Conditional Registration

:if / :unless gate a middleware at #process time (per task, per execution) without changing the registry. Symbol, Proc, and any #call-able resolve against the task — same semantics as callback gates.

class ProcessCampaign < CMDx::Task
  register :middleware, AuditMiddleware, if: :audited?
  register :middleware, CacheMiddleware, unless: -> { context.skip_cache }
  register :middleware, TracingMiddleware, if: TracingSampler.new # #call(task)

  def work
    # ...
  end

  private

  def audited? = context.tenant_id.present?
end

Note

Procs are instance_exec'd on the task with zero args (self is the task) — a 1-arity lambda raises ArgumentError. Classes dispatch to Klass.call(task), instances to instance.call(task).

When a gate is falsy, the middleware is skipped and the chain walks straight to the next link — inner middlewares still run. Gates do not need to yield; only the middleware itself does.

Note

Use :if/:unless to skip the middleware entirely; use inline "Conditional wrapping" when the middleware should wrap but only some side-effects are gated.

Safety

If a middleware forgets to call yield (or next_link.call), the chain raises CMDx::MiddlewareError instead of silently bypassing the task body:

class BrokenMiddleware
  def call(task)
    # forgot to yield
  end
end

class MyTask < CMDx::Task
  register :middleware, BrokenMiddleware
  def work; end
end

MyTask.execute!
#=> raises CMDx::MiddlewareError: "middleware did not yield the next_link"

Caution

MiddlewareError propagates from both execute and execute! — it's raised outside the signal catch boundary and never becomes a failed result. Always yield in every code path (including rescue/ensure).

Note

Other exceptions propagate out — outer middlewares' after-yield code is skipped unless wrapped in ensure. Treat middlewares like Rack: put cleanup in ensure.

Common Patterns

Conditional wrapping

Middlewares must yield on every code path — skipping yield raises CMDx::MiddlewareError. To gate side-effects on a condition, branch around the extra work but always invoke the next link:

class FeatureFlag
  def initialize(flag)
    @flag = flag
  end

  def call(task)
    if Flipper.enabled?(@flag)
      Tracker.record(:experimental_path, task.class) { yield }
    else
      yield
    end
  end
end

class ExperimentalTask < CMDx::Task
  register :middleware, FeatureFlag.new(:experimental_path)
end

If you actually need to short-circuit work itself (skip the body but still produce a result), do it from inside the task with skip! / success! — not from a middleware.

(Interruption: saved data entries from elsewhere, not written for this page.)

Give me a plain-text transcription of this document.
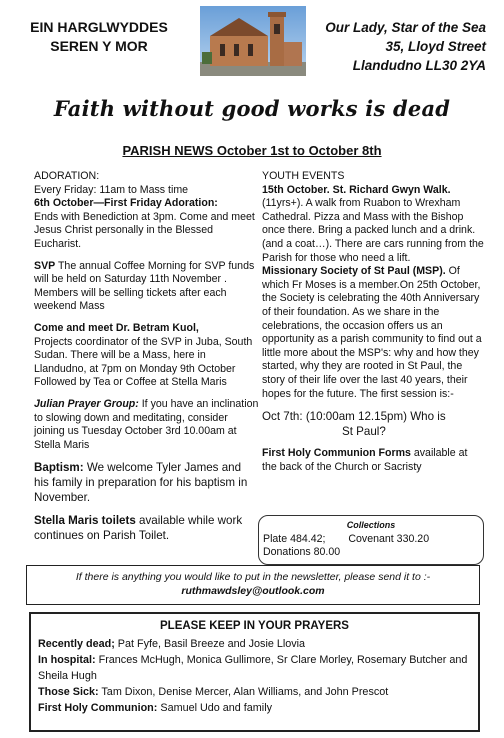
EIN HARGLWYDDES
SEREN Y MOR
Our Lady, Star of the Sea
35, Lloyd Street
Llandudno LL30 2YA
Faith without good works is dead
PARISH NEWS October 1st to October 8th

ADORATION:
Every Friday: 11am to Mass time
6th October—First Friday Adoration:
Ends with Benediction at 3pm. Come and meet Jesus Christ personally in the Blessed Eucharist.

SVP The annual Coffee Morning for SVP funds will be held on Saturday 11th November . Members will be selling tickets after each weekend Mass

Come and meet Dr. Betram Kuol,
Projects coordinator of the SVP in Juba, South Sudan. There will be a Mass, here in Llandudno, at 7pm on Monday 9th October Followed by Tea or Coffee at Stella Maris

Julian Prayer Group: If you have an inclination to slowing down and meditating, consider joining us Tuesday October 3rd 10.00am at Stella Maris

Baptism: We welcome Tyler James and his family in preparation for his baptism in November.

Stella Maris toilets available while work continues on Parish Toilet.

YOUTH EVENTS
15th October. St. Richard Gwyn Walk. (11yrs+). A walk from Ruabon to Wrexham Cathedral. Pizza and Mass with the Bishop once there. Bring a packed lunch and a drink. (and a coat…). There are cars running from the Parish for those who need a lift.
Missionary Society of St Paul (MSP). Of which Fr Moses is a member.On 25th October, the Society is celebrating the 40th Anniversary of their foundation. As we share in the celebrations, the occasion offers us an opportunity as a parish community to find out a little more about the MSP's: why and how they started, why they are rooted in St Paul, the story of their life over the last 40 years, their hopes for the future. The first session is:-

Oct 7th: (10:00am 12.15pm) Who is
St Paul?

First Holy Communion Forms available at the back of the Church or Sacristy

Collections
Plate 484.42; Covenant 330.20
Donations 80.00
If there is anything you would like to put in the newsletter, please send it to :-
ruthmawdsley@outlook.com
PLEASE KEEP IN YOUR PRAYERS
Recently dead; Pat Fyfe, Basil Breeze and Josie Llovia
In hospital: Frances McHugh, Monica Gullimore, Sr Clare Morley, Rosemary Butcher and Sheila Hugh
Those Sick: Tam Dixon, Denise Mercer, Alan Williams, and John Prescot
First Holy Communion: Samuel Udo and family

Wrapping with thread-local state

register :middleware, ->(task, &next_link) {
  Thread.current[:current_user_id] = task.context.user_id
  next_link.call
ensure
  Thread.current[:current_user_id] = nil
}

Enriching result metadata

Mutate task.metadata to attach request-scoped data (e.g. a Rails request_id) without polluting context. The hash is merged into every Signal the task throws, so it surfaces on result.metadata and the default JSON log line — regardless of whether the task succeeds, skips, or fails:

class RequestIdMiddleware
  def call(task)
    task.metadata[:request_id] = Current.request_id
    yield
  end
end

class ApplicationTask < CMDx::Task
  register :middleware, RequestIdMiddleware
end
result = ProcessOrder.execute(order_id: 42)
result.metadata[:request_id] #=> "req-abc123"

Explicit success!/skip!/fail!/throw!(metadata: {...}) keys are merged on top, so user code can always override middleware-supplied values.